Chemotherapy uses drugs to stop the growth of cancer cells, either by killing the cancer cells or by stopping the cells from dividing, multiplying and spreading. Usually, the patient will need to go for six courses of chemotherapy every three to four weeks.
Commonly used drugs for ovarian cancer chemotherapy are carboplatin or a combination of carboplatin and paclitaxel.
The new approach
Chemotherapy in ovarian cancer has been given a boost with the results of a study published in the New England Journal of Medicine on January 5, 2006.
This study was carried out by the Gynaecologic Oncology Group (GOG), an American gynaecological cancer research group that has been studying methods of treatment of various gynaecological cancers for many years.
This study hailed the advantages of a new method of administering chemotherapy.

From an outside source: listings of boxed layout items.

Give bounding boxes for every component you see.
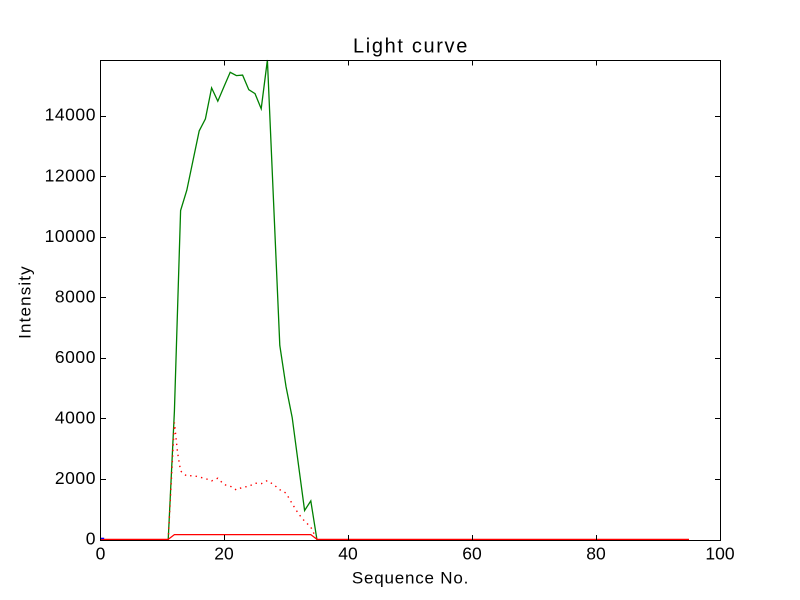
svg-text:Intensity: Intensity	[16, 265, 35, 339]
svg-text:Light curve: Light curve	[353, 36, 469, 58]
svg-text:2000: 2000	[55, 468, 96, 488]
svg-text:14000: 14000	[45, 105, 96, 125]
svg-text:0: 0	[86, 529, 96, 549]
svg-text:0: 0	[96, 544, 106, 564]
svg-text:10000: 10000	[45, 226, 96, 246]
svg-text:4000: 4000	[55, 408, 96, 428]
svg-text:20: 20	[214, 544, 234, 564]
svg-text:80: 80	[586, 544, 606, 564]
svg-text:Sequence No.: Sequence No.	[352, 568, 469, 587]
svg-text:60: 60	[462, 544, 482, 564]
svg-text:6000: 6000	[55, 347, 96, 367]
svg-text:8000: 8000	[55, 286, 96, 306]
svg-text:40: 40	[338, 544, 358, 564]
svg-text:100: 100	[705, 544, 734, 564]
svg-text:12000: 12000	[45, 165, 96, 185]
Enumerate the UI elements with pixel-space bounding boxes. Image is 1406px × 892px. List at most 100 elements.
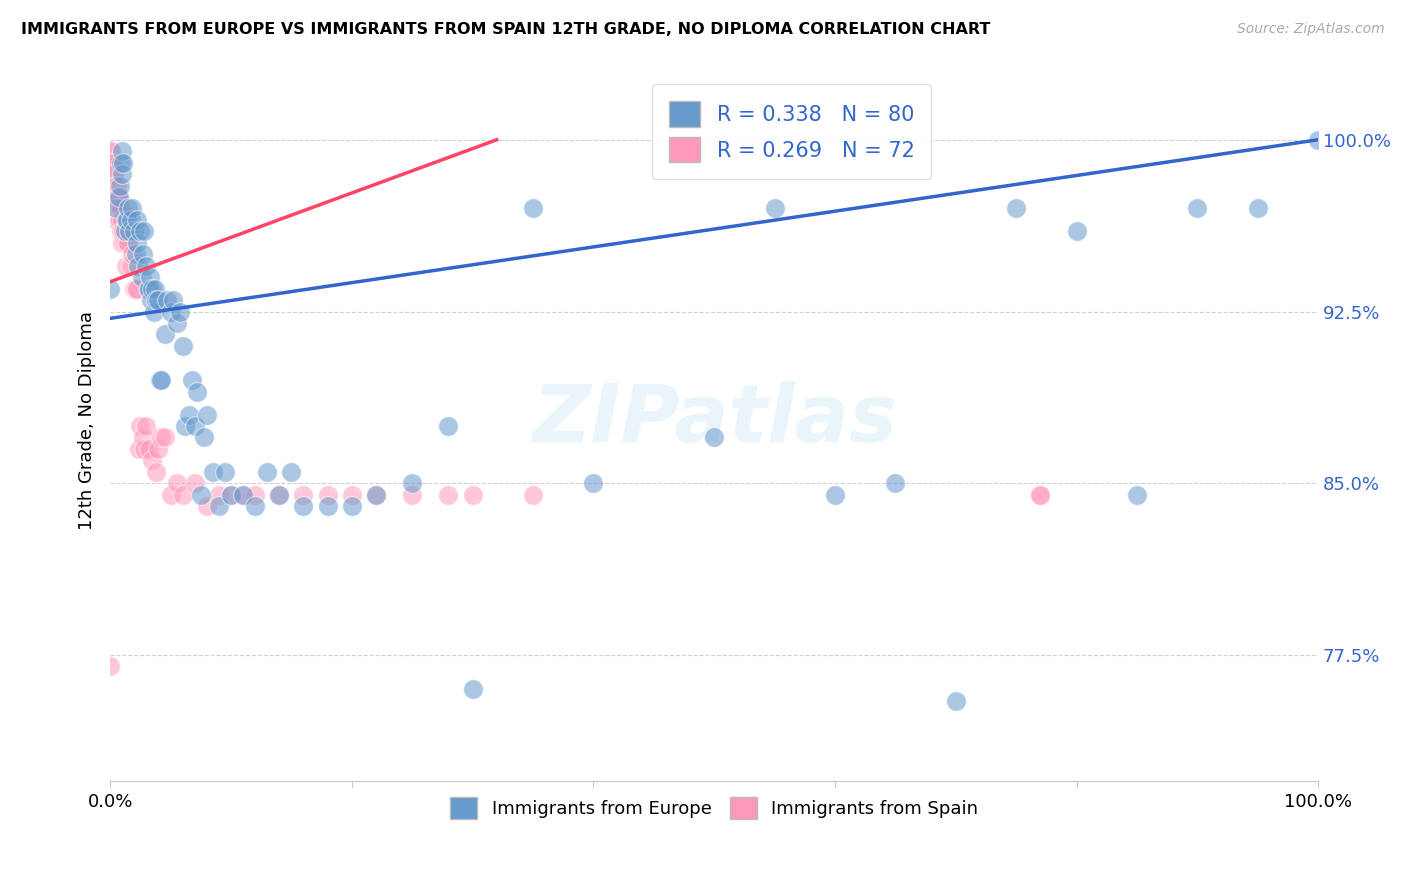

Called the intraperitoneal (IP) chemotherapeutic approach, this is a method where “the drugs are directly administered into the abdomen,” explains Dr Suresh.
Unlike conventional chemotherapy that delivers drugs into a vein with a drip, IP therapy delivers the drugs via a special intraperitoneal port into the abdomen.
In the study, 429 women with stage three optimally debulked ovarian cancer were divided into two groups; one group was given conventional IV chemotherapy, and the other group a combination of IV and IP chemotherapy.
The women who received combination IV and IP therapy survived 16 months longer than the group who received conventional IV therapy, “one of the most remarkable improvements in survival in recent times,” remarks Dr Suresh.
“The (chemotherapy) drugs appear more effective in killing cancer cells in the peritoneal cavity, where the cancer is likely to spread or recur first.
He reasons that the IP method works better “because the chemotherapy drugs are at a higher concentration and remain active in the abdominal area for longer when compared to IV therapy. The drugs slowly leave the peritoneal cavity and enter the circulation, resulting in the chemotherapy drug remaining in the system and acting for a longer period of time.”
Surprisingly, IP therapy is nothing new in the field of oncology.
“IP therapy is not a new treatment approach, but it has not been widely accepted as the gold standard for women with ovarian cancer,” says lead investigator of the study Deborah Armstrong, medical oncologist and an associate professor at Johns Hopkins Kimmel Cancer Center in Baltimore, US, in the announcement posted on the NCI website.
“Now we have firm data showing that we should use a combination of IP and IV chemotherapy in most women with advanced ovarian cancer who have had successful surgery to remove the bulk of their tumour,” Armstrong is quoted as saying in the website.
While Dr Suresh lauds the impressive results of the study, he also adds that it is not suitable for everyone.
“It is useful only for patients with minimal or no residual tumour, hence the importance of adequate debulking by an experienced surgeon,” he elaborates.
Furthermore, there are more side effects with the IP approach, and possible complications with the port, including blockages and leaks.
“The risk of infection and fever is higher ? and patients are more likely to have side effects like abdominal pain, nausea, vomiting, blood toxicity, metabolic side effects as well as neurological (nerve) toxicity,” says Dr Suresh.
In the study, however, the toxicities were generally short-term and manageable. Dr Suresh also points out that one way to minimise complications with the port is to insert it during the initial surgery to remove the tumour.
“Some patients may be prepared to put up with the potential (short-term) side effects of IP chemotherapy” if their survival rate will be improved, he says.
“It is an option in suitable patients. I always discuss available options with patients, with the pros and cons of each approach,” Dr Suresh concludes.